I did learn that I have the second sight. My prophecy was correct. The next fad was revolution. It stumbled out of the cafes and failed abysmally. Peopled by the very young, the revolution neither asked nor accepted anything from the old and experienced and wise. Westman Block and his secret police, directed by Relway Sencer, ate them alive. The rebellion collapsed without having stirred any dust. Afterward, Block bragged that five members of the seven-man Joint Revolutionary Direction had been Relway's agents.

Need any more convincing that those fools were fools of the first water? In the real world Block had to pay me to save his bacon when he ran into real troubles.
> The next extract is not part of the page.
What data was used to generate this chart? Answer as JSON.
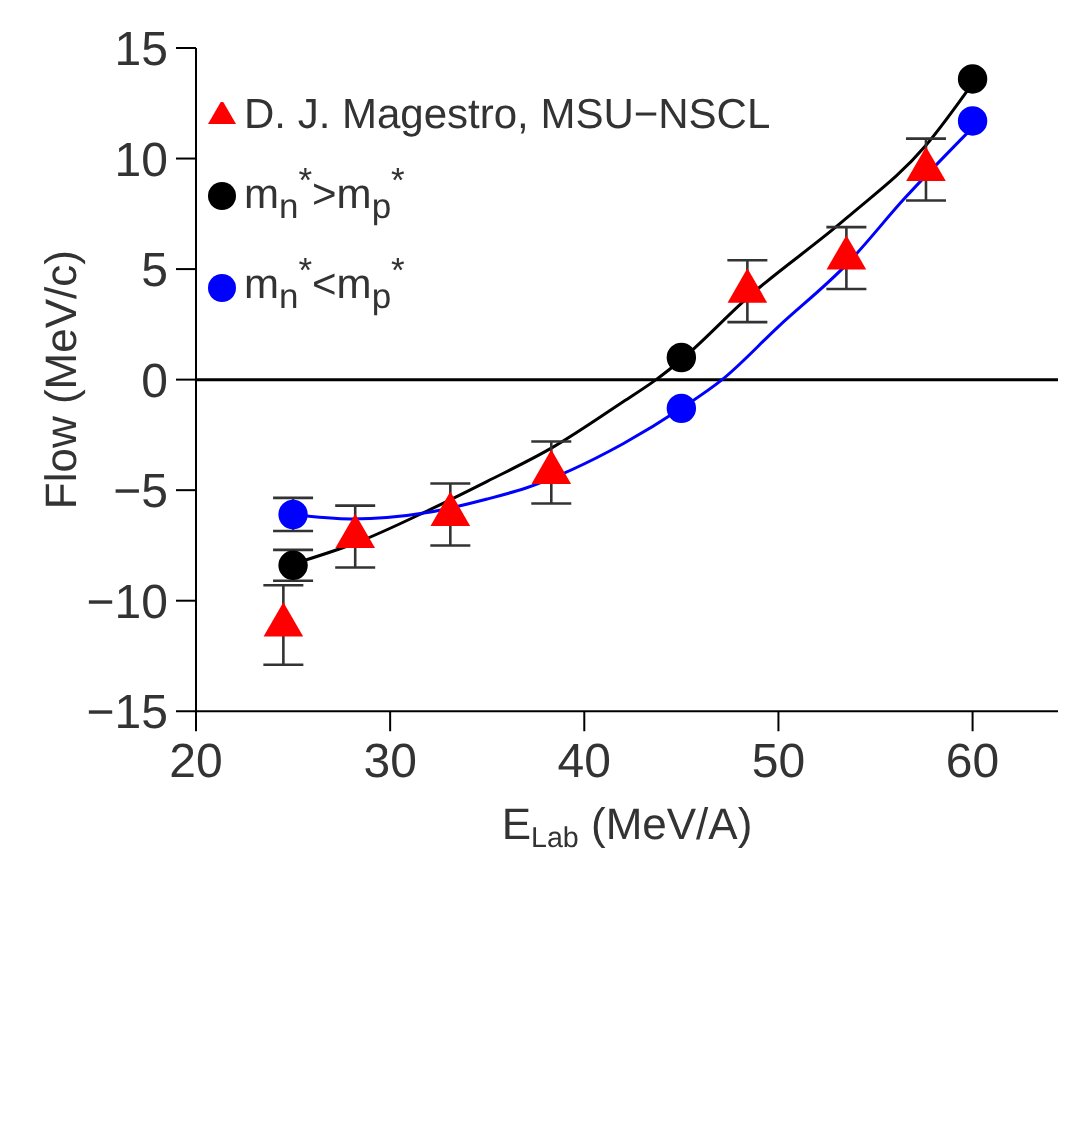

He hasn't been around lately. Happily. Word is, a whole cabal of wizards has agreed to research and unravel the Candide Curse (how come it isn't called the Drachir Curse?) and keep their eyes on one another so nobody gets any advantage from the spell. Just as soon as they catch Glory Mooncalled.

Might be a while.

The Dead Man's hero hasn't given up. Neither the morCartha overhead nor the Venageti proposal of an armistice has daunted him.

Life was good. Life was normal. I could sit back and do some serious thinking and beer tasting.

Then Morley's nephew Spud showed up with the parrot. Supposedly a present from my leg-breaker friend. The parrot could talk. Morley figured I could use it to drive Dean crazy and get rid of his cat. The bird hated cats. It swooped on them, clawed at their ears and eyes.

Word of advice. Word to the wise. Voice of experience. Don't ever bring a talking parrot within thinking range of a dead Loghyr. Not ever.